Her birimizin sabır eşiği farklı olduğu için kimimiz çabuk öfkeye kapılmışız kimimiz biraz daha beklemişizdir.
Şimdilerde ben biraz öyleyim.Nankörlük etmeyeyim hayatımda herşey bir gün mutlaka istediğim gibi oluyor.Ama o kadar geç oluyor ki...İstemekten yorulup vazgeçtiğim zamanlar geliyor çoğu zaman.O zamanda sevinsem mi sitem mi etsem bilemiyorum.Yaşamda olan ve olacakları biraz kaderci ve birazda faydacı karşılarım genellikle.
Faydacıyımdır çünkü zaman içinde yaşanan herşeyin ama herşeyin insanın kendi iç yolculuğunda bir aşama olduğunu ,edinimlerin o insanın insan olmasına katkısı olduğunu düşünürüm.Bir nevi talimdir bu.Ruh talimi...Kaderciyimdir çünkü hayatımızda çok ufak şeyleri değiştirebiliyoruz gerçekte hazır bir kurgu var ama siz bunu çoğu zaman farketmeden yaşıyorsunuz.Ve bir gün diyorsunuz ki "ne kadar çabalarsan çabala işler olacağa varıyor" Bu duyguyu ilk kez "Melekler Şehri"isimli filmde hissetmiştim.Meg Ryan aşık olduğu adamın bir ölü olduğunu öğreniyor, adam yani Nicholas Cage , bir ölü olarak aşık olduğu kadınla birlikte olamayacağını, bir tercih yapması gerektiğini anlıyor.Tekrar sevdiği kadın uğruna ölümlü olmayı seçiyor.Tam da mutlu olacaklar derken kadın bir trafik kazasında ölüyor.Kaderde ayrılık var bir şekilde ayrılacaklar kadın ölü ya da adam ölü farketmez.Çok üzülmüştüm filmi izlediğimde.Ve etrafımı uzunca bir süre bu olgunun varlığını sınayarak gözlemlemiştim.Kader yani var mı biz mi uyduruyoruz?Kadere inanıyorum bu benim kendi kişisel görüşüm elbette ve bu kaderin içinde enteresan bir adalet dengesi olduğunu düşünüyorum.Her ne yaşarsak yaşayalım konuları birbirine bağlayan görünmez bir bağ var ve neyin ne için öyle olduğunu anlamamız bazen yıllarımızı alıyor.Eğer yaşamın şartlı refleks olmasının dışında başkaca şeyler içerdiğini düşünenlerdenseniz "iyiki" leriniz "keşke"lerinizden çok oluyor.Çünkü yaşadığınız herşeyden bir ders almışsınız, deftere yazmışsınız ve kütüphaneye koymuşsunuzdur.Bir gün lazım olduğunda açıp okumak için hazırdır artık.
Tüm bu yazdıklarıma kalpten inanıyorum.Fakat kusurlarıyla doğmuş bir insan olarak bugünlerde bıkmadan dilediğim ve hep doğru zamanı bekliyor dediğim şey için küsme hakkımı kullanıyorum ve elde etmek için parmağımı bile kıpırdatmak istemediğimi bildiriyorum.Küstüm işte.Vazgeçtim..Var mı ötesi?

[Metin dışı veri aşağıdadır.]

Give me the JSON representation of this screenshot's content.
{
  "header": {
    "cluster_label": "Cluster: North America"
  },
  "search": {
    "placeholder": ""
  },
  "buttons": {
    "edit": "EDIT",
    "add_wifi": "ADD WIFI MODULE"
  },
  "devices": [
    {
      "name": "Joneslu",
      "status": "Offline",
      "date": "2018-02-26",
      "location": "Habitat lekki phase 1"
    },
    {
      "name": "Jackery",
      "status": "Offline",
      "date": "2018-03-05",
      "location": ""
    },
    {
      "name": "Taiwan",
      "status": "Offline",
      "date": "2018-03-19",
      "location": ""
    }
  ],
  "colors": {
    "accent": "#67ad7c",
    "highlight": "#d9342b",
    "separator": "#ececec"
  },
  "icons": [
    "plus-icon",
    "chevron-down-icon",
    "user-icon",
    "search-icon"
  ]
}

Umut fakirin ekmeği ama benim bugünlerde ekmeğe alerjim var. Bunu yazarken gözlerimin dolmasını istemiyorum kafamı başka bir rüzgara çevirdim artık.Başka ufuklara yelken açmanın zamanı geldi.Ben demir alıyorum size mutlu yarınlar diliyorum.

1 yorum:

zehra dedi ki...

aşkııım yapma böyle küsme sana yakışmaz.